Marketplace Scratch Pad

Morning Reading

Scott Jagow Jun 22, 2009

In March, the World Bank said the global economy would see its deepest contraction on record, 1.7%. Well, the World Bank has changed its mind. Today, the group said things will be even worse, a 2.9% drop. That’s one reason Wall Street is in sell-off mode. Some other stuff:

Law professor David Skeel writes in the Weekly Standard that instead of institutionalizing bailouts, we should give bankruptcy a chance for the “too big to fail” financial companies. He says Lehman’s collapse was so disastrous because the government made it look like it would bail out the company:

Lehman, its suitor Barclays, and everyone else assumed the government was standing by with buckets of money. But regulators played bait and switch, deciding at the last minute not to provide bailout funds after all. Lehman’s failure to prepare, and the way it was dumped into bankruptcy, were the problems. The bankruptcy itself has gone remarkably smoothly.

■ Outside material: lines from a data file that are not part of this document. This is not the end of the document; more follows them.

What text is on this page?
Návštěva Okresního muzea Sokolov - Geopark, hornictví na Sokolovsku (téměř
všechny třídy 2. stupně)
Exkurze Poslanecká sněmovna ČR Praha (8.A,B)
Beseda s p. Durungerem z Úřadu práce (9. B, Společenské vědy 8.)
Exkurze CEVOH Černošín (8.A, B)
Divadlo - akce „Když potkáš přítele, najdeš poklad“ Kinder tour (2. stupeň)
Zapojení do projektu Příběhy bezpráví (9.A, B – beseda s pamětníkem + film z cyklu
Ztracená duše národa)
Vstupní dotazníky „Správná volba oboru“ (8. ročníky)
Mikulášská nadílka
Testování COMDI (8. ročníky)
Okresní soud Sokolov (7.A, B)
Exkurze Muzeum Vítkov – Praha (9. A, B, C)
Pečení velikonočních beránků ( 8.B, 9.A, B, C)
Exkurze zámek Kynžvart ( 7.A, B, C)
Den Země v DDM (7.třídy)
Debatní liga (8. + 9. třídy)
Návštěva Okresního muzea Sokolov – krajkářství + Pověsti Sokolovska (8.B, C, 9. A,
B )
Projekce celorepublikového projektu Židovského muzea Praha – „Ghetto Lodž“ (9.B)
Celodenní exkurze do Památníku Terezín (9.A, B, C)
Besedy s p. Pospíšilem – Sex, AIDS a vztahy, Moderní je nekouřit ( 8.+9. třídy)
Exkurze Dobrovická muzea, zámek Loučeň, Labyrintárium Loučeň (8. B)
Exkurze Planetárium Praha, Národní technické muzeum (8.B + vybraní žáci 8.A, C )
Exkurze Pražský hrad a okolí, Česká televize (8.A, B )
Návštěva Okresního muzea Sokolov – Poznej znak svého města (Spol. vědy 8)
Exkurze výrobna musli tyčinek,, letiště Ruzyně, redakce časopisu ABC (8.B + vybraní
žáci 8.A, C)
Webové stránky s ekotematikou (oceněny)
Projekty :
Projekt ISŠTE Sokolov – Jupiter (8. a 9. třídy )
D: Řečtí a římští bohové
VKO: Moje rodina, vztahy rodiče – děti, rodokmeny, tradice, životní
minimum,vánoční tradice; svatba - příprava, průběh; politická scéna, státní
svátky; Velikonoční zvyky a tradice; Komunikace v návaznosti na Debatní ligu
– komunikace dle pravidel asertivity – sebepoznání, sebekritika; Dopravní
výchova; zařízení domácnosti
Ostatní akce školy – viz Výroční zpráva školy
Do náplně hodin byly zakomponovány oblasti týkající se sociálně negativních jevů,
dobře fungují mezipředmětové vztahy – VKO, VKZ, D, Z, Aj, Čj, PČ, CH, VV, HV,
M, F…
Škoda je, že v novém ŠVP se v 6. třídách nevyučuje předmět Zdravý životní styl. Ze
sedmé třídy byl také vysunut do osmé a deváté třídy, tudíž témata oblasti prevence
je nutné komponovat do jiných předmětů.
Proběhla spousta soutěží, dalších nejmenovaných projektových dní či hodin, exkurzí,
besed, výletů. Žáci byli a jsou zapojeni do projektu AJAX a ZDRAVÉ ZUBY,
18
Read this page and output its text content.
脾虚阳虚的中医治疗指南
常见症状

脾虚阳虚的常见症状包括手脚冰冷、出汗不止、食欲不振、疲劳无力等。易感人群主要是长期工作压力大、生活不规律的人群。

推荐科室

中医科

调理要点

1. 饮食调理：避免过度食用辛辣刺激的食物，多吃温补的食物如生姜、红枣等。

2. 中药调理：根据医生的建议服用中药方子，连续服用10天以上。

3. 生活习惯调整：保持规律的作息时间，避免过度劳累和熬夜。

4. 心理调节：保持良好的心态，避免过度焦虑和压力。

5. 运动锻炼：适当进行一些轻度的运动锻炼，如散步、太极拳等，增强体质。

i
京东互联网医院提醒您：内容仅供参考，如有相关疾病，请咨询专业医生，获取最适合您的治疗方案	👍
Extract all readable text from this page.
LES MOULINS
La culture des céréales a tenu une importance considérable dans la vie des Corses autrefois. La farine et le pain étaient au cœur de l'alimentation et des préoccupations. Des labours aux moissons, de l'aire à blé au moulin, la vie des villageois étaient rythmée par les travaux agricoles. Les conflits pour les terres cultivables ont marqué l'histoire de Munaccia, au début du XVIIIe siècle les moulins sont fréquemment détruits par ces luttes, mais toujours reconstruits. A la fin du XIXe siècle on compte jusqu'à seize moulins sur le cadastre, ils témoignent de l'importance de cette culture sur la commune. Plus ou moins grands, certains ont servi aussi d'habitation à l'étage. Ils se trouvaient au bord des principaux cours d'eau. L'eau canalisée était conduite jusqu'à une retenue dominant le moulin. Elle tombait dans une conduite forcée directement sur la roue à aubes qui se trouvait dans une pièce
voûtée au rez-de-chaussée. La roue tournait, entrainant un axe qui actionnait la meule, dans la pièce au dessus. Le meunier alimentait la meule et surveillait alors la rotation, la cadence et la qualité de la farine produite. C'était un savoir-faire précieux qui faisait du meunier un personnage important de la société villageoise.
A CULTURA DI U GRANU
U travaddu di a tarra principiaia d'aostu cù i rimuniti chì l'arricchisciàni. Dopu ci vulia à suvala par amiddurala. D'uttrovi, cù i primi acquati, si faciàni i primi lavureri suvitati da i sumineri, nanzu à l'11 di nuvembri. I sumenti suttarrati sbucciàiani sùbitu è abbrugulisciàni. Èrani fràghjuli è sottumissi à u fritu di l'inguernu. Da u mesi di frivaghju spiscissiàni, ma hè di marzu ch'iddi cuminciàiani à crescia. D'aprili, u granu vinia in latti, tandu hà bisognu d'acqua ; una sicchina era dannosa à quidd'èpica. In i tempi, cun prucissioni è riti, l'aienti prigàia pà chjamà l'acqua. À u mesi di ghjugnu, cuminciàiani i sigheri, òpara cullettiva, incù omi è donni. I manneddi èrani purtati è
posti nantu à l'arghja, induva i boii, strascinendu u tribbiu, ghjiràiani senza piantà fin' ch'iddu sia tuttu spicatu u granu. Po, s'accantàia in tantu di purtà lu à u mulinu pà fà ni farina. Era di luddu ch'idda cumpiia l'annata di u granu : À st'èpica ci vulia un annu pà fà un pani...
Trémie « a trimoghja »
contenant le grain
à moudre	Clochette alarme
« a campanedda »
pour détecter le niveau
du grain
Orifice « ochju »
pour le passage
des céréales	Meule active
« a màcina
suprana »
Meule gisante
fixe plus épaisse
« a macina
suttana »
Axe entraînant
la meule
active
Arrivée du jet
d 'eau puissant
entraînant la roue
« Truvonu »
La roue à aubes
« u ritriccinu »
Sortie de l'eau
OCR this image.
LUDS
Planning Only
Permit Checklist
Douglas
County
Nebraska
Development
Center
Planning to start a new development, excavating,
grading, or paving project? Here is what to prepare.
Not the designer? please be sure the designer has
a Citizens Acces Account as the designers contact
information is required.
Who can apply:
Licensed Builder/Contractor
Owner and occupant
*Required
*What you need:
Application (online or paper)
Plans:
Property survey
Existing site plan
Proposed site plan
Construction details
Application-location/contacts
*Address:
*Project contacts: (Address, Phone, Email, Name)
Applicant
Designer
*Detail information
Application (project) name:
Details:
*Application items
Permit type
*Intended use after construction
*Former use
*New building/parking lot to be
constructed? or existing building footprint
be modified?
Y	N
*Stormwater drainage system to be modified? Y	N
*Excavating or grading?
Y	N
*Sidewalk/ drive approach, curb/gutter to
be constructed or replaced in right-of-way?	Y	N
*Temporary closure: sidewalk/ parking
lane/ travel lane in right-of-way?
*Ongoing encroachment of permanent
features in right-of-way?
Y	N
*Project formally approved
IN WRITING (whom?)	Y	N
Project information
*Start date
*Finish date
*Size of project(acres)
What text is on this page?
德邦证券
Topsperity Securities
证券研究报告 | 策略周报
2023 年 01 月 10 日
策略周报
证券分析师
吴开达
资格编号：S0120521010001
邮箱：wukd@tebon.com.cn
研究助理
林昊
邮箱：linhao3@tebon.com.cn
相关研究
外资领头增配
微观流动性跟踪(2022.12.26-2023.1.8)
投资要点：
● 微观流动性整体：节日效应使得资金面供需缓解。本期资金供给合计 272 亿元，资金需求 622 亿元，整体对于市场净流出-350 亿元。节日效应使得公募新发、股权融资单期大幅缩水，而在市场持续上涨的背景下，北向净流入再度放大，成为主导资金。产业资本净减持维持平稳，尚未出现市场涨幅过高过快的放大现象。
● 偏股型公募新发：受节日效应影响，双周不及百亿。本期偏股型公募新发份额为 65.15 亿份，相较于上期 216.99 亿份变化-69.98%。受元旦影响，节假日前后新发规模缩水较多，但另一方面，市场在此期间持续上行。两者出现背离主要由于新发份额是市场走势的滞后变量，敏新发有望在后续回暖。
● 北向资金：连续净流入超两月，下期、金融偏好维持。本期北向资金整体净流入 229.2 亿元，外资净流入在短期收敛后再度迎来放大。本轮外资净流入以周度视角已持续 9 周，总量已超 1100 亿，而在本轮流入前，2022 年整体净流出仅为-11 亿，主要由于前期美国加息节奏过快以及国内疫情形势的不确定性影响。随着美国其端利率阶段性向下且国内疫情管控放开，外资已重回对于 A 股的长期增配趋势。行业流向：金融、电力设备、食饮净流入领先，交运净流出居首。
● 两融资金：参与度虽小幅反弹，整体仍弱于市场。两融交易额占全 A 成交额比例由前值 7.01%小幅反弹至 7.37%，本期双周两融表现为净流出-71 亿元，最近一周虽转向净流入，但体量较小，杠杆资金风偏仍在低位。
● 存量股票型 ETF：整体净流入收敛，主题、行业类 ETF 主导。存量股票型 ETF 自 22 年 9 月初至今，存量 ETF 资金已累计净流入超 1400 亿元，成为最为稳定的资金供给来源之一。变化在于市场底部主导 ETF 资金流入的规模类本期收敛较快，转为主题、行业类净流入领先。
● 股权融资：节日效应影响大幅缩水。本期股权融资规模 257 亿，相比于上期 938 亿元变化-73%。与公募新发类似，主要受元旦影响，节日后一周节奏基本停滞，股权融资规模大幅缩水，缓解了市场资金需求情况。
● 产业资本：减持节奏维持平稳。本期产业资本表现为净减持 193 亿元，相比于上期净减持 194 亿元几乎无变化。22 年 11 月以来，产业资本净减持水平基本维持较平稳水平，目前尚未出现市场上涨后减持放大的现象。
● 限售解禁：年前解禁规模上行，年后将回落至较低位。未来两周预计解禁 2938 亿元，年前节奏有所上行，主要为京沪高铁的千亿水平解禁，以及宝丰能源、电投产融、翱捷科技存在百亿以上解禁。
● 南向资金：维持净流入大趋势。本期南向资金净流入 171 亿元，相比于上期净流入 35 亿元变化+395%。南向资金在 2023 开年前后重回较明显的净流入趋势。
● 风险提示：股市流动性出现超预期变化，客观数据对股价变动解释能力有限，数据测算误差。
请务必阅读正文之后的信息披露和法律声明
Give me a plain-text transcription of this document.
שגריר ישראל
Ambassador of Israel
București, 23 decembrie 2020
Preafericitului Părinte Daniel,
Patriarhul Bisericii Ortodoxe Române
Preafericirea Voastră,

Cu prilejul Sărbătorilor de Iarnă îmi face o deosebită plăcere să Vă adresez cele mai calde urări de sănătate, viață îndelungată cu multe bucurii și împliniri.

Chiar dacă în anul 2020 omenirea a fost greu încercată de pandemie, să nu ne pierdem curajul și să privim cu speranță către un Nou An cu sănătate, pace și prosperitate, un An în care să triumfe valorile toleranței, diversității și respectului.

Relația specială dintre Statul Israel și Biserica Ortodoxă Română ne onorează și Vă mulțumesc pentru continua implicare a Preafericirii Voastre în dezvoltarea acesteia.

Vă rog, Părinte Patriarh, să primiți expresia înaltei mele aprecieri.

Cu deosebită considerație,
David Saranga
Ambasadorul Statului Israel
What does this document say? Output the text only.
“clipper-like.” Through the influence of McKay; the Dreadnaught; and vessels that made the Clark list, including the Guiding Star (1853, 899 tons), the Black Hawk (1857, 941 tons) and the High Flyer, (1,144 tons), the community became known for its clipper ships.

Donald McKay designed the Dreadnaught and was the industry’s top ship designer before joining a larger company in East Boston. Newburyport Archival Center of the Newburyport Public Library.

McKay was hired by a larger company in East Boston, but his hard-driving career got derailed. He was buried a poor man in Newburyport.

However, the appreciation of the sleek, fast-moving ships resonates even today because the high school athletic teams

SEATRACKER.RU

If Bear had been left to file for bankruptcy back in March, the managers and investors of Lehman and AIG surely would have acted differently in the weeks before their failures. The prospect of bankruptcy would have given them a very different perspective on the implications of their financial difficulties. At the least, they would have gotten their books in order and started looking for buyers for their businesses much earlier.

Along similar lines, John Tamny of Real Clear Markets, writes in Forbes that a reforestation of the financial industry would’ve occurred naturally:

While Ford Motor Co. can trace its beginnings to car manufacturing, Quicken to tax software and E*TRADE Financial to low-cost stock trading, all are presently significant players in the business of lending. More broadly, retail behemoth Wal-Mart would have been in banking years ago if it weren’t for regulations meant to keep it out, while leveraged-buyout giants of the Blackstone Group variety are dying to pick up insolvent financial institutions on the cheap.

In that sense, the true contributor to our economic downturn wasn’t so much the failure of banks, but instead a bipartisan failure within Washington to let market forces prevail whereby finance substitutes would have entered a marketplace badly served by various dead banks walking. Put more simply, the unraveling of major financial institutions is not what presently ails us, but an unwillingness to allow them to die so that they could be replaced by healthy substitutes is.

NPR had a good story on Morning Edition about health insurers rescinding benefits because of technicalities. There was a Congressional hearing on this recently:

The rescissions based on omissions or immaterial conditions incensed many lawmakers.

“I think it’s shocking, it’s inexcusable. It’s a system that we have in place and we’ve got to stop,” Energy and Commerce Committee Chairman Henry Waxman (D-CA) said at the hearing.

From the other side of the aisle, Rep. Joe Barton (R-TX) was also appalled.

“Doesn’t it bother you to do this?” he asked Don Hamm, CEO of Assurant Health, who appeared with the CEOs of UnitedHealth’s Golden Rule Insurance Co. and WellPoint’s Consumer Business.

Yahoo has a list of several types of jobs available because of the stimulus plan. Among them — civil engineer, solar panel installer and yes, loan officer:

Just signed into law in May, legislation entitled Making Home Affordable provides federal incentives for banks to help up to 9 million distressed homeowners renegotiate their loans. Because each mortgage agreement and piece of property is unique, the work is time-consuming — a loan officer must sit down with each homeowner individually.

Consumerist.com has sent its congratulatory letter to AIG for winning its Worst Company in America award, the Golden Poo:

In anointing you supreme victor, Consumerist readers cited such achievements of yours as “wrecking the whole economy,” “costing the American tax payer untold billions,” and noted both your “greed” and “chutzpah.” Considering how influential AIG has been in the events of the past year, I can think of no one more deserving than you to receive our prestigious Worst Company in America Award, the Golden Poo. Please consider displaying it in your booth at your next secret tradeshow.